Unless . . . unless the stakes were high enough to rattle even Andross Guile.

“Please,” Andross said languidly. He sipped his almond tea. He didn’t offer Kip any. “Take your time. I’ve no other pressing matters to attend to while you sit there in uffish thought.”

Janus Borig had said something else that night she died, hadn’t she? Not just ‘You won’t be Prism.’

“If I win, I don’t want to be named Prism; I want you to publicly acknowledge me as the Lightbringer.”

The teacup hovered halfway to Andross’s mouth. His lower eyelids tensed and his eyebrows moved almost imperceptibly—merely surprise, or was that fear?—then his lips narrowed and his eyes tightened, back into an expression Kip had seen before.

“Now, that was interesting,” Kip the Lip said. “Why would you be afraid of that?”

The anger hardened. “Not ‘afraid.’ It’s certainly audacious. I guess you learned something about overawing your opponents when you demanded to be made satrap in Dúnbheo. Well done. It won’t work here.”

“My God,” Kip said, ignoring him. “You think you’re the Light-bringer!”

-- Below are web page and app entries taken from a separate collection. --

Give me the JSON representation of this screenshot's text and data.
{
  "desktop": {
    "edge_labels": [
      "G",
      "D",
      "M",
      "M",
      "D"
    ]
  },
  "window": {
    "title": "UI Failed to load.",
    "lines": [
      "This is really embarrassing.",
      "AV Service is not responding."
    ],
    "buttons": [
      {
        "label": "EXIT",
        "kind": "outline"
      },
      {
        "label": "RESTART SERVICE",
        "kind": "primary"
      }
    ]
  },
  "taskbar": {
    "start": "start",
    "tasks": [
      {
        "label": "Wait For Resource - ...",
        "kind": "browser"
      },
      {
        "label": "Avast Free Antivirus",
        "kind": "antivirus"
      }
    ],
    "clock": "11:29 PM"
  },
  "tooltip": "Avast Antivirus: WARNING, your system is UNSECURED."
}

The stricken look on Andross’s face was priceless. And it was confirmation. Kip was so surprised, he laughed aloud and clapped his hands.

Andross’s face went black. He banged down his teacup and snatched up a pistol and bolted out of his seat, sending his chair crashing. He cocked the jaw and pointed the pistol at Kip’s upturned face. His hand trembled.

Kip looked at him, serene.

Andross’s finger lifted from the trigger. He lowered the cockjaw, clearing his throat. Then he put the pistol back down on the table and sat in the chair, which Grinwoody had put back in place.

Grinwoody mopped up a bit of spilled tea.

“Yes, I do,” Andross said. “Forty years of preparations, and gathering prophecies, and sacrificing . . . everything. Everything, that I might save our empire, and our very world. Well done, Kip, you have found me out. I daresay not even Grinwoody had guessed it. Had you, Grinwoody?” he asked, turning to him.

“No, my lord. I stand in awe, sir, that one could possibly conceal something so profound about one’s identity from the person at your very shoulder.” The slave bowed deeply, respectfully.

“But . . . but you’re not even a full-spectrum polychrome,” Kip said. This he hadn’t meant to say aloud.

“Am I not?” Andross asked.

“Holy shit,” Kip breathed. “You kept yourself from drafting half your colors for forty years?!”

“It was the least of my sacrifices, I assure you. But—” He raised a finger suddenly, as if to forestall questions about what the other sacrifices were. “But I’ll admit that it’s not escaped my attention that there are certain ways of reading the prophecies that could indicate you are he, and certain qualifications that you currently lack might, after all, not emerge until you’re older. I’ve thought about this no small amount. So . . . yes. Yes, should you win, I will begin paving the way immediately; I will protect you; and I will fully champion you the moment you’re ready to announce your identity—in the unlikely event it’s not immediately apparent to the whole world.”